Lamb traces the source of his childish night-fears to a book by Stackhouse called The History of the Bible containing many vivid pictures, including theWitch raising up Samuel. But then, subtly, he does not hold the drawing responsible for his terrors, only for the "shape and manner of their visitation" - in others words, the illustration provided the armature, the framework, on which the loose, runny fears could seize and assemble. In an extraordinarly prescient paragraph, deriving from  Coleridge (who investigated his own nightmares exhaustively) he anticipates what Jung formulated over a century later: a universal unconscious hoarding preternatural archetypes: "Gorgons and Hyrdras, and Chimæras dire - stories of Celæno and the Harpies - may reproduce themselves in the brain of superstition - but they were there before.
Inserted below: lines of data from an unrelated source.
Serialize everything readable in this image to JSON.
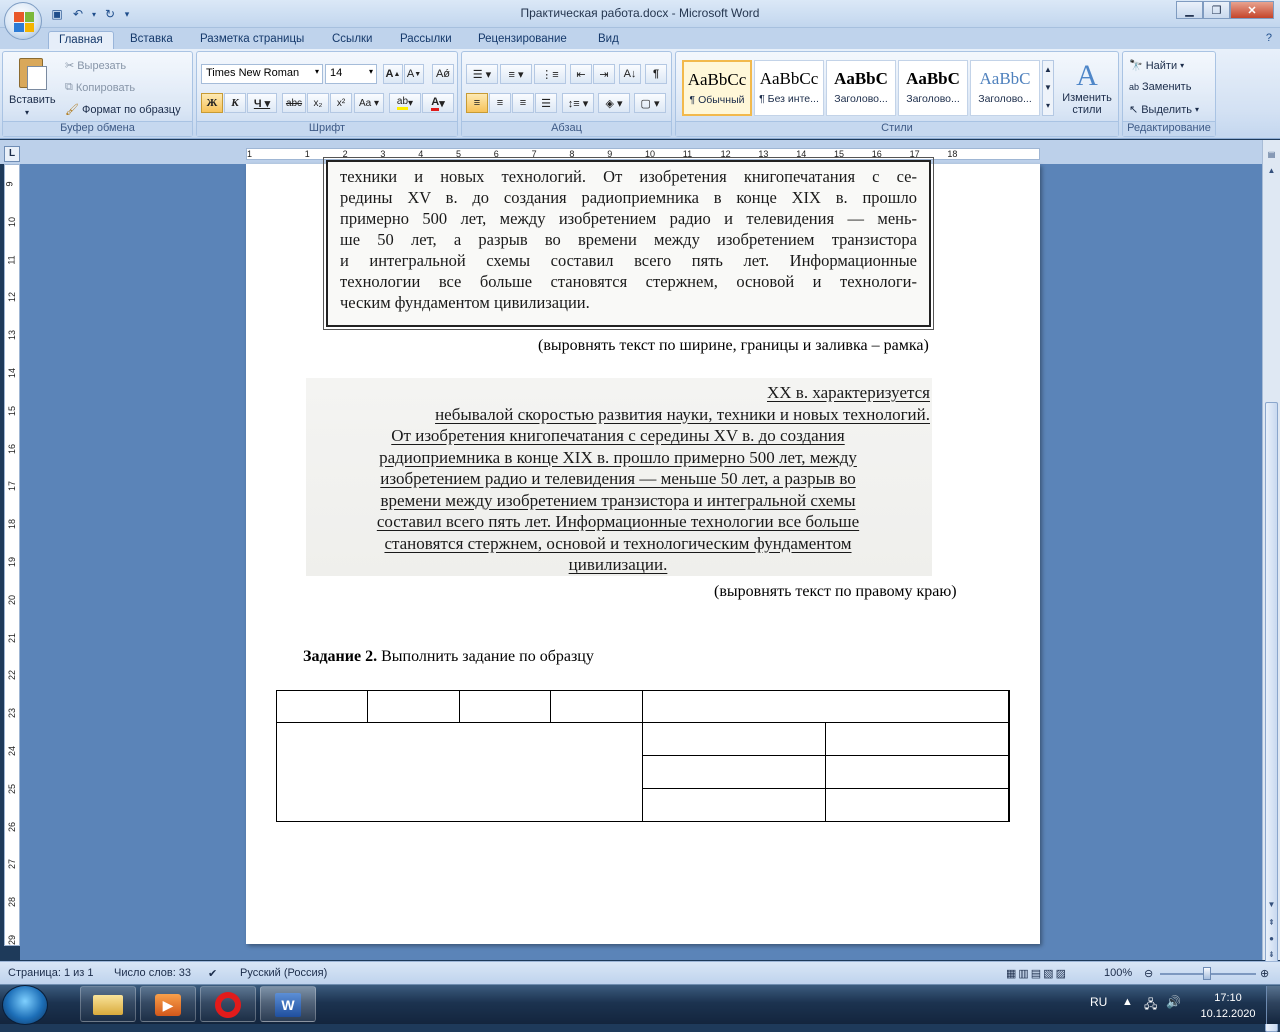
{
  "window": {
    "title": "Практическая работа.docx - Microsoft Word"
  },
  "tabs": [
    "Главная",
    "Вставка",
    "Разметка страницы",
    "Ссылки",
    "Рассылки",
    "Рецензирование",
    "Вид"
  ],
  "ribbon": {
    "clipboard": {
      "label": "Буфер обмена",
      "paste": "Вставить",
      "cut": "Вырезать",
      "copy": "Копировать",
      "format_painter": "Формат по образцу"
    },
    "font": {
      "label": "Шрифт",
      "font_name": "Times New Roman",
      "font_size": "14"
    },
    "paragraph": {
      "label": "Абзац"
    },
    "styles": {
      "label": "Стили",
      "items": [
        {
          "sample": "AaBbCc",
          "name": "¶ Обычный"
        },
        {
          "sample": "AaBbCc",
          "name": "¶ Без инте..."
        },
        {
          "sample": "AaBbC",
          "name": "Заголово..."
        },
        {
          "sample": "AaBbC",
          "name": "Заголово..."
        },
        {
          "sample": "AaBbC",
          "name": "Заголово..."
        }
      ],
      "change_styles": "Изменить стили"
    },
    "editing": {
      "label": "Редактирование",
      "find": "Найти",
      "replace": "Заменить",
      "select": "Выделить"
    }
  },
  "ruler": {
    "h_numbers": [
      "1",
      "1",
      "2",
      "3",
      "4",
      "5",
      "6",
      "7",
      "8",
      "9",
      "10",
      "11",
      "12",
      "13",
      "14",
      "15",
      "16",
      "17",
      "18"
    ],
    "v_numbers": [
      "9",
      "10",
      "11",
      "12",
      "13",
      "14",
      "15",
      "16",
      "17",
      "18",
      "19",
      "20",
      "21",
      "22",
      "23",
      "24",
      "25",
      "26",
      "27",
      "28",
      "29"
    ]
  },
  "document": {
    "frame_lines": [
      "техники и новых технологий. От изобретения книгопечатания с се-",
      "редины XV в. до создания радиоприемника в конце XIX в. прошло",
      "примерно 500 лет, между изобретением радио и телевидения — мень-",
      "ше 50 лет, а разрыв во времени между изобретением транзистора",
      "и интегральной схемы составил всего пять лет. Информационные",
      "технологии все больше становятся стержнем, основой и технологи-",
      "ческим фундаментом цивилизации."
    ],
    "caption1": "(выровнять текст по ширине,  границы и заливка – рамка)",
    "right_lines": [
      "XX в. характеризуется",
      "небывалой скоростью развития науки, техники и новых технологий.",
      "От изобретения книгопечатания с середины XV в. до создания",
      "радиоприемника в конце XIX в. прошло примерно 500 лет, между",
      "изобретением радио и телевидения — меньше 50 лет, а разрыв во",
      "времени между изобретением транзистора и интегральной схемы",
      "составил всего пять лет. Информационные технологии все больше",
      "становятся стержнем, основой и технологическим фундаментом",
      "цивилизации."
    ],
    "caption2": "(выровнять текст по правому краю)",
    "task_bold": "Задание 2.",
    "task_text": " Выполнить задание по образцу"
  },
  "status": {
    "page": "Страница: 1 из 1",
    "words": "Число слов: 33",
    "language": "Русский (Россия)",
    "zoom": "100%"
  },
  "taskbar": {
    "lang": "RU",
    "time": "17:10",
    "date": "10.12.2020"
  }
}
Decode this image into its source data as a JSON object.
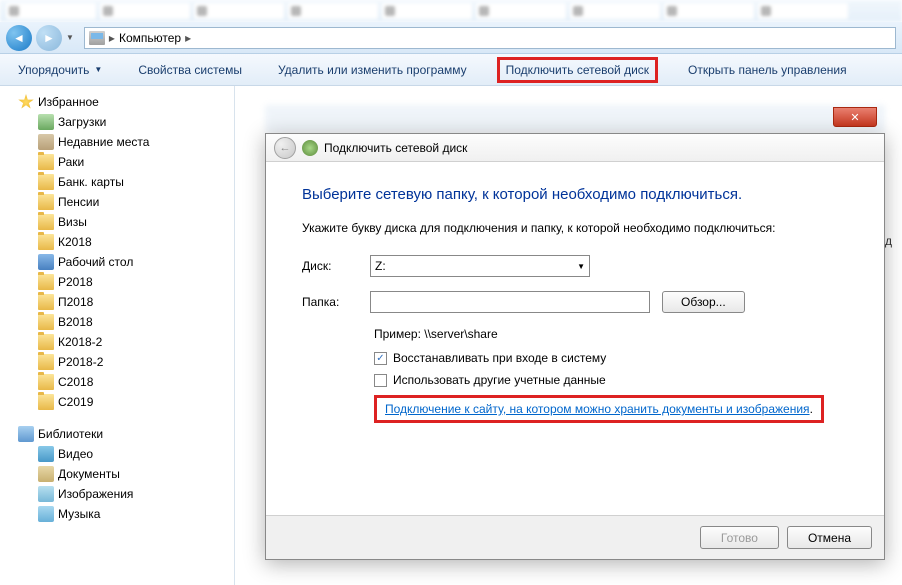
{
  "address": {
    "location": "Компьютер"
  },
  "toolbar": {
    "organize": "Упорядочить",
    "properties": "Свойства системы",
    "uninstall": "Удалить или изменить программу",
    "map_drive": "Подключить сетевой диск",
    "control_panel": "Открыть панель управления"
  },
  "sidebar": {
    "favorites": {
      "label": "Избранное"
    },
    "fav_items": [
      {
        "label": "Загрузки"
      },
      {
        "label": "Недавние места"
      },
      {
        "label": "Раки"
      },
      {
        "label": "Банк. карты"
      },
      {
        "label": "Пенсии"
      },
      {
        "label": "Визы"
      },
      {
        "label": "К2018"
      },
      {
        "label": "Рабочий стол"
      },
      {
        "label": "Р2018"
      },
      {
        "label": "П2018"
      },
      {
        "label": "В2018"
      },
      {
        "label": "К2018-2"
      },
      {
        "label": "Р2018-2"
      },
      {
        "label": "С2018"
      },
      {
        "label": "С2019"
      }
    ],
    "libraries": {
      "label": "Библиотеки"
    },
    "lib_items": [
      {
        "label": "Видео"
      },
      {
        "label": "Документы"
      },
      {
        "label": "Изображения"
      },
      {
        "label": "Музыка"
      }
    ]
  },
  "content_partial": "вод",
  "dialog": {
    "title": "Подключить сетевой диск",
    "heading": "Выберите сетевую папку, к которой необходимо подключиться.",
    "instruction": "Укажите букву диска для подключения и папку, к которой необходимо подключиться:",
    "drive_label": "Диск:",
    "drive_value": "Z:",
    "folder_label": "Папка:",
    "folder_value": "",
    "browse_btn": "Обзор...",
    "example": "Пример: \\\\server\\share",
    "reconnect_label": "Восстанавливать при входе в систему",
    "reconnect_checked": true,
    "alt_creds_label": "Использовать другие учетные данные",
    "alt_creds_checked": false,
    "link_text": "Подключение к сайту, на котором можно хранить документы и изображения",
    "finish_btn": "Готово",
    "cancel_btn": "Отмена"
  }
}
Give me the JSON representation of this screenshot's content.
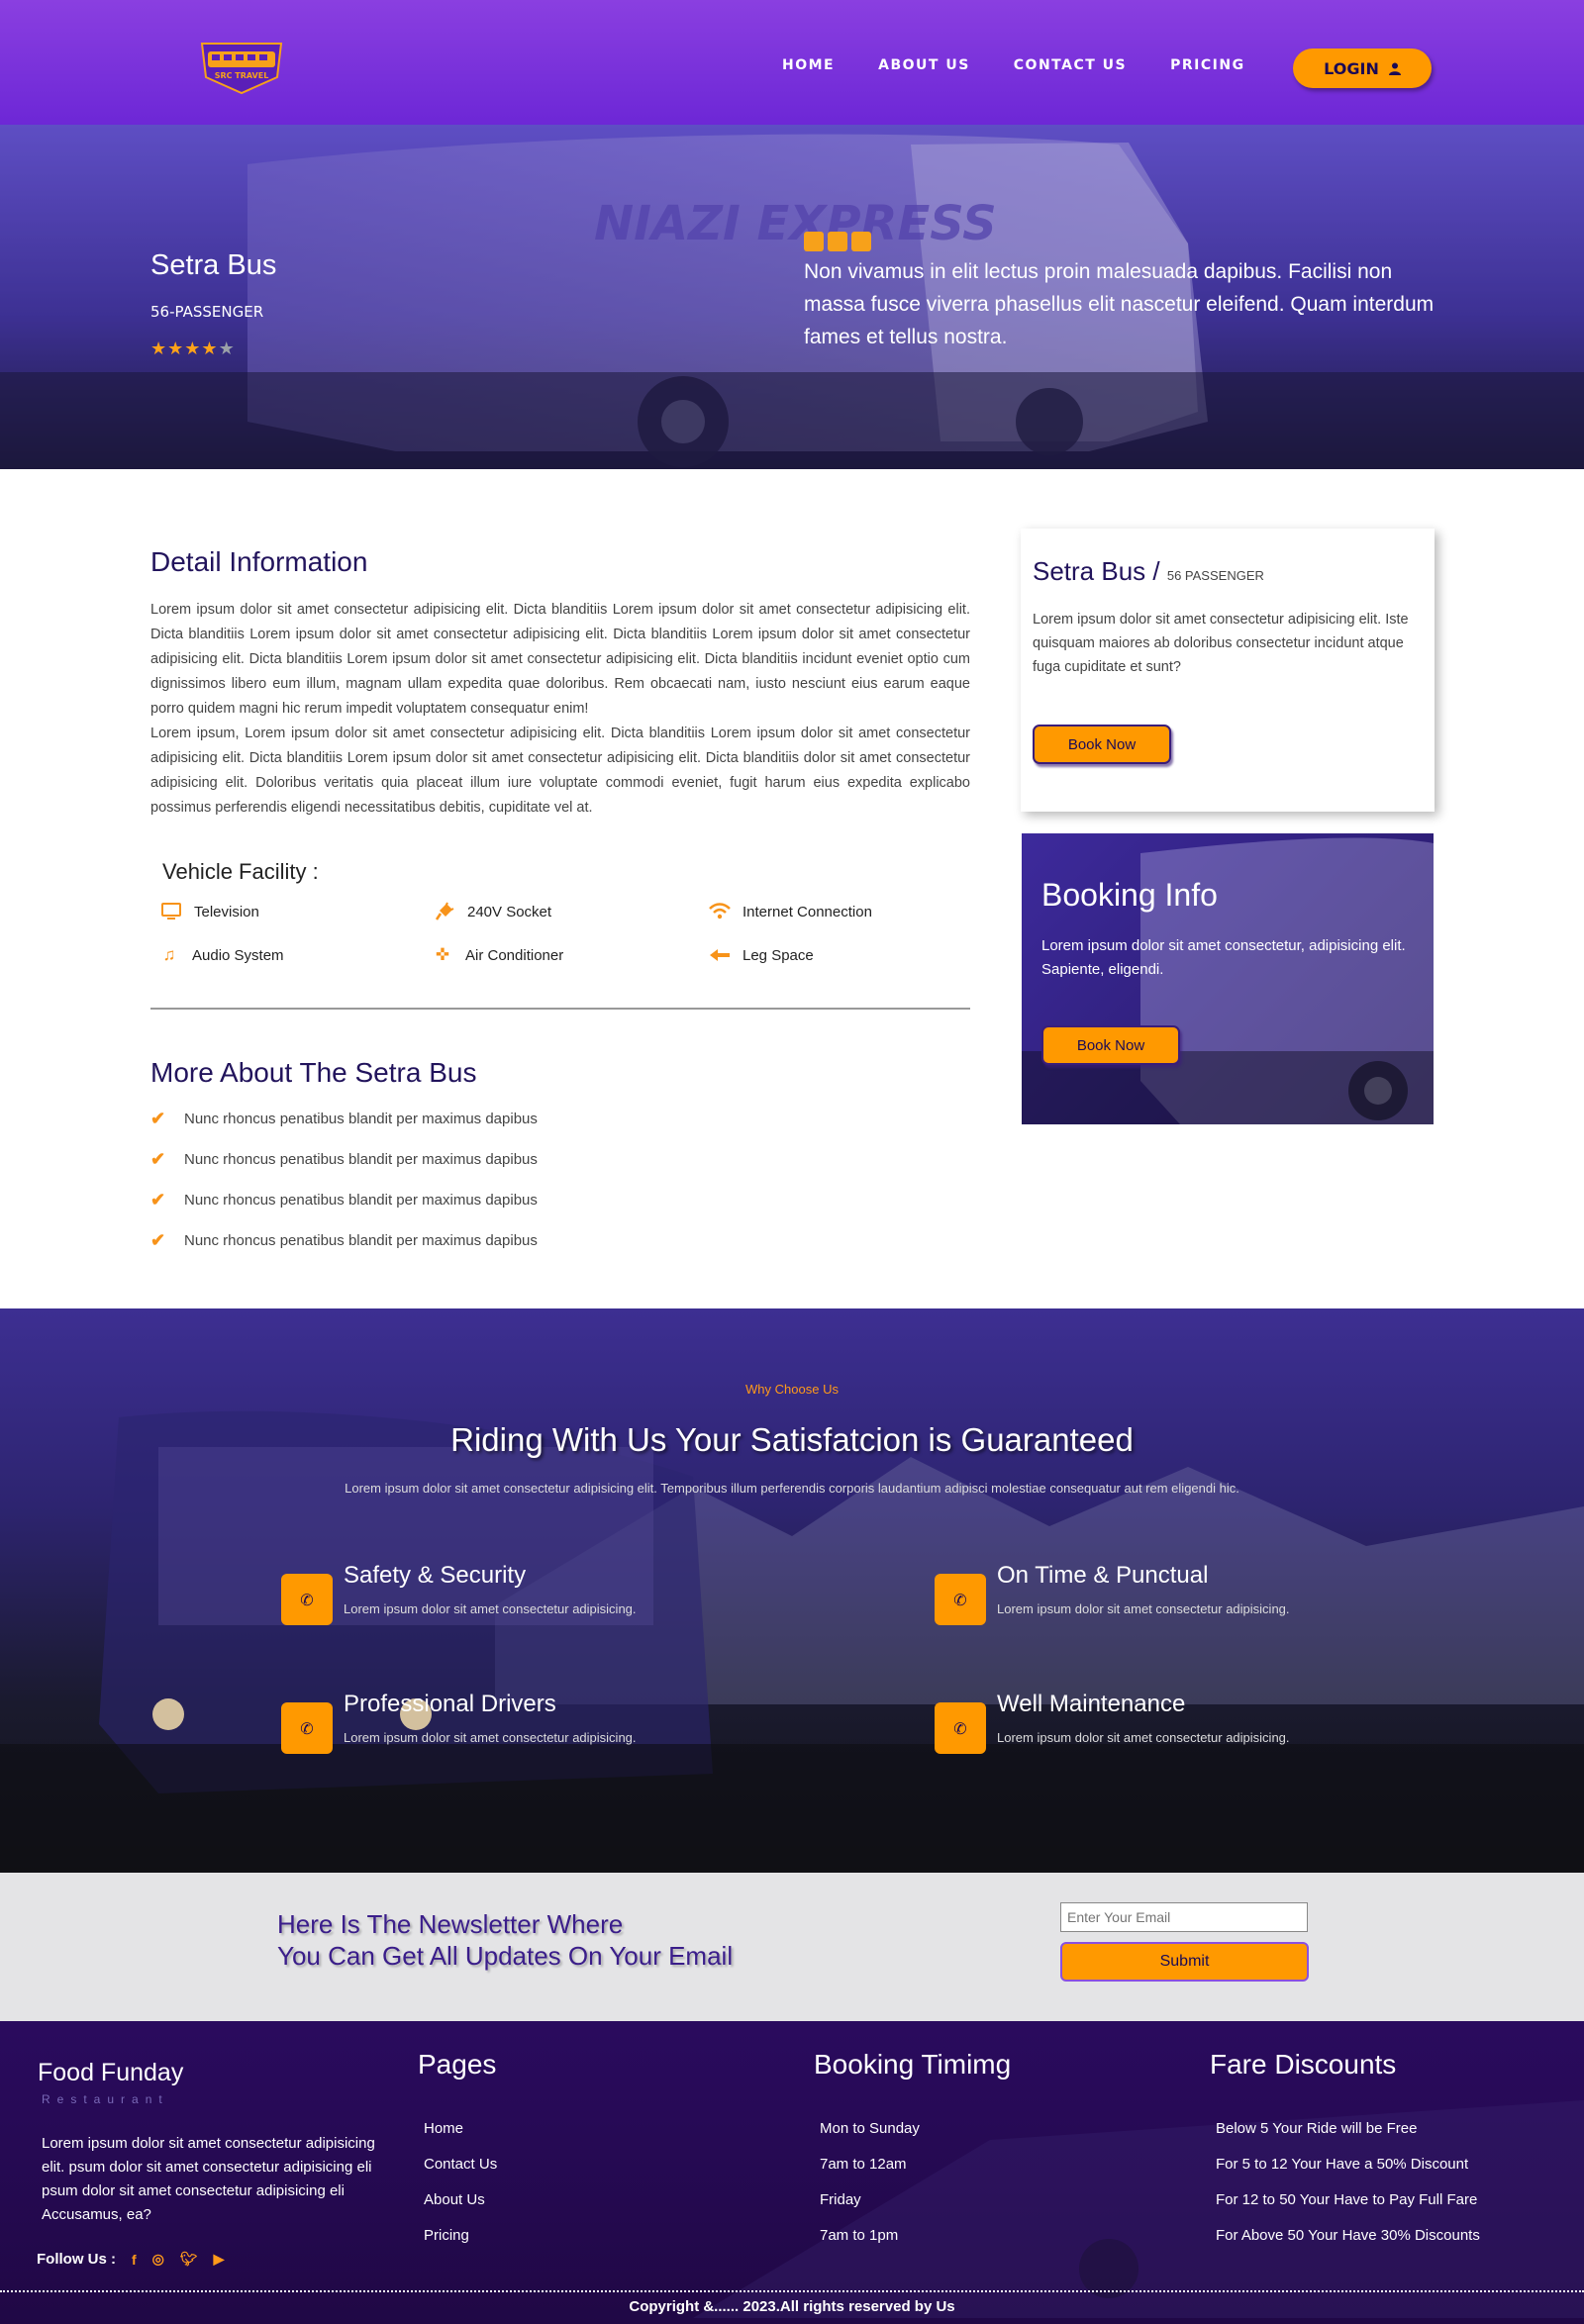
{
  "colors": {
    "primary": "#6d27d6",
    "accent": "#ff9900",
    "dark": "#22145c"
  },
  "nav": {
    "logo_text": "SRC TRAVEL",
    "links": [
      "HOME",
      "ABOUT US",
      "CONTACT US",
      "PRICING"
    ],
    "login_label": "LOGIN",
    "login_icon": "user-icon"
  },
  "hero": {
    "title": "Setra Bus",
    "subtitle": "56-PASSENGER",
    "rating": 4,
    "rating_max": 5,
    "bus_text": "NIAZI EXPRESS",
    "quote": "Non vivamus in elit lectus proin malesuada dapibus. Facilisi non massa fusce viverra phasellus elit nascetur eleifend. Quam interdum fames et tellus nostra."
  },
  "detail": {
    "title": "Detail Information",
    "paragraph1": "Lorem ipsum dolor sit amet consectetur adipisicing elit. Dicta blanditiis Lorem ipsum dolor sit amet consectetur adipisicing elit. Dicta blanditiis Lorem ipsum dolor sit amet consectetur adipisicing elit. Dicta blanditiis Lorem ipsum dolor sit amet consectetur adipisicing elit. Dicta blanditiis Lorem ipsum dolor sit amet consectetur adipisicing elit. Dicta blanditiis incidunt eveniet optio cum dignissimos libero eum illum, magnam ullam expedita quae doloribus. Rem obcaecati nam, iusto nesciunt eius earum eaque porro quidem magni hic rerum impedit voluptatem consequatur enim!",
    "paragraph2": "Lorem ipsum, Lorem ipsum dolor sit amet consectetur adipisicing elit. Dicta blanditiis Lorem ipsum dolor sit amet consectetur adipisicing elit. Dicta blanditiis Lorem ipsum dolor sit amet consectetur adipisicing elit. Dicta blanditiis dolor sit amet consectetur adipisicing elit. Doloribus veritatis quia placeat illum iure voluptate commodi eveniet, fugit harum eius expedita explicabo possimus perferendis eligendi necessitatibus debitis, cupiditate vel at.",
    "facility_title": "Vehicle Facility :",
    "facilities": [
      {
        "label": "Television",
        "icon": "tv-icon"
      },
      {
        "label": "240V Socket",
        "icon": "plug-icon"
      },
      {
        "label": "Internet Connection",
        "icon": "wifi-icon"
      },
      {
        "label": "Audio System",
        "icon": "music-icon"
      },
      {
        "label": "Air Conditioner",
        "icon": "fan-icon"
      },
      {
        "label": "Leg Space",
        "icon": "seat-icon"
      }
    ],
    "more_title": "More About The Setra Bus",
    "more_items": [
      "Nunc rhoncus penatibus blandit per maximus dapibus",
      "Nunc rhoncus penatibus blandit per maximus dapibus",
      "Nunc rhoncus penatibus blandit per maximus dapibus",
      "Nunc rhoncus penatibus blandit per maximus dapibus"
    ]
  },
  "card": {
    "title": "Setra Bus /",
    "subtitle": "56 PASSENGER",
    "text": "Lorem ipsum dolor sit amet consectetur adipisicing elit. Iste quisquam maiores ab doloribus consectetur incidunt atque fuga cupiditate et sunt?",
    "button": "Book Now"
  },
  "booking": {
    "title": "Booking Info",
    "text": "Lorem ipsum dolor sit amet consectetur, adipisicing elit. Sapiente, eligendi.",
    "button": "Book Now"
  },
  "why": {
    "kicker": "Why Choose Us",
    "title": "Riding With Us Your Satisfatcion is Guaranteed",
    "subtitle": "Lorem ipsum dolor sit amet consectetur adipisicing elit. Temporibus illum perferendis corporis laudantium adipisci molestiae consequatur aut rem eligendi hic.",
    "features": [
      {
        "title": "Safety & Security",
        "text": "Lorem ipsum dolor sit amet consectetur adipisicing."
      },
      {
        "title": "On Time & Punctual",
        "text": "Lorem ipsum dolor sit amet consectetur adipisicing."
      },
      {
        "title": "Professional Drivers",
        "text": "Lorem ipsum dolor sit amet consectetur adipisicing."
      },
      {
        "title": "Well Maintenance",
        "text": "Lorem ipsum dolor sit amet consectetur adipisicing."
      }
    ]
  },
  "newsletter": {
    "line1": "Here Is The Newsletter Where",
    "line2": "You Can Get All Updates On Your Email",
    "placeholder": "Enter Your Email",
    "button": "Submit"
  },
  "footer": {
    "brand": "Food Funday",
    "brand_sub": "Restaurant",
    "about": "Lorem ipsum dolor sit amet consectetur adipisicing elit. psum dolor sit amet consectetur adipisicing eli psum dolor sit amet consectetur adipisicing eli Accusamus, ea?",
    "follow_label": "Follow Us :",
    "socials": [
      "facebook-icon",
      "instagram-icon",
      "twitter-icon",
      "youtube-icon"
    ],
    "pages_title": "Pages",
    "pages": [
      "Home",
      "Contact Us",
      "About Us",
      "Pricing"
    ],
    "timing_title": "Booking Timimg",
    "timing": [
      "Mon to Sunday",
      "7am to 12am",
      "Friday",
      "7am to 1pm"
    ],
    "fare_title": "Fare Discounts",
    "fares": [
      "Below 5 Your Ride will be Free",
      "For 5 to 12 Your Have a 50% Discount",
      "For 12 to 50 Your Have to Pay Full Fare",
      "For Above 50 Your Have 30% Discounts"
    ],
    "copyright": "Copyright &...... 2023.All rights reserved by Us"
  }
}
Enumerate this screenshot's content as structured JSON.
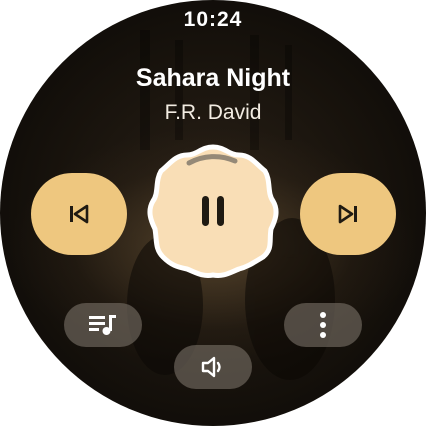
{
  "status": {
    "time": "10:24"
  },
  "now_playing": {
    "title": "Sahara Night",
    "artist": "F.R. David",
    "state": "playing"
  },
  "controls": {
    "previous_icon": "skip-previous-icon",
    "play_pause_icon": "pause-icon",
    "next_icon": "skip-next-icon",
    "queue_icon": "queue-music-icon",
    "volume_icon": "volume-icon",
    "more_icon": "more-vert-icon"
  },
  "colors": {
    "accent": "#eec77f",
    "play_button_fill": "#f9deb6",
    "play_button_outline": "#ffffff",
    "icon_dark": "#1f1a12",
    "pill_background": "#78706680"
  }
}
They are transcripts, types - the archetypes in us, and eternal..."

In the final part, he confesses to being no longer tormented by night-fears, for he knows them for the "mockeries" they are. His dreams, grown prosaic, are filled with staid architecture and buildings quite unlike the icy caves and pleasures domes of Kubla Khan. The very tameness of his soul's flights makes him conclude that prose is his natural element.

          Stranger than Lamb's youthful imaginings were the nightmares of his young friend, essayist and opium addict, Thomas De Quincey, who evoked his dark alliance with the poppy seed and the alarming visions it induced. "I seemed every night," he wrote, "to descend, not metaphorically but literally to descend, into chasms and sunless abysses." Space was amplified "to an extent of unutterable infinity"; a night seemed to take a century to pass and the minutest incidents of childhood were precisely recalled. Vast architecture loomed; mysterious seas welled and "on the rocking waters of that ocean human, faces began to appear: the sea appeared paved with innumerable faces, upturned to the heavens; faces imploring, wrathful, despairing, surged upwards by thousands, by myriads, by generations, by centuries - my agitation was infinite - my mind tossed - and surged with the ocean." This vision should not be a fearful one, yet it is, for it reminds one of the pool of history, the drowning generations, faces that rise and dip out of sight, as if smoothed away by a gesture.

Dwelling on doom was a speciality of the opium-eater who described a nightmarishly fast journey by stagecoach from Manchester to Westmorland. An outside passenger, De Quincey was seated next to the driver, who had fallen asleep over his reins, when he saw ahead a young man and woman in "a frail, reedy gig". The heavy stagecoach was bearing down on them and De Quincey let out a warning cry. A few seconds before impact, the young man yanked his horse out of the stagecoach's path. The "little cany carriage" received a harsh blow which "resounded terrifically". De Quincey looked back. The horse's forelegs were splayed on the crest of the road, the young man trembling, and the lady throwing up her arms to heaven as "from the manly tenderness of this flattering, murmuring, whispering love...suddenly as from the ground yawning at her feet, leaped upon her, with the flashing of cataracts, Death the crowned phantom with all the equipage of his terrors and the tiger roar of his voice."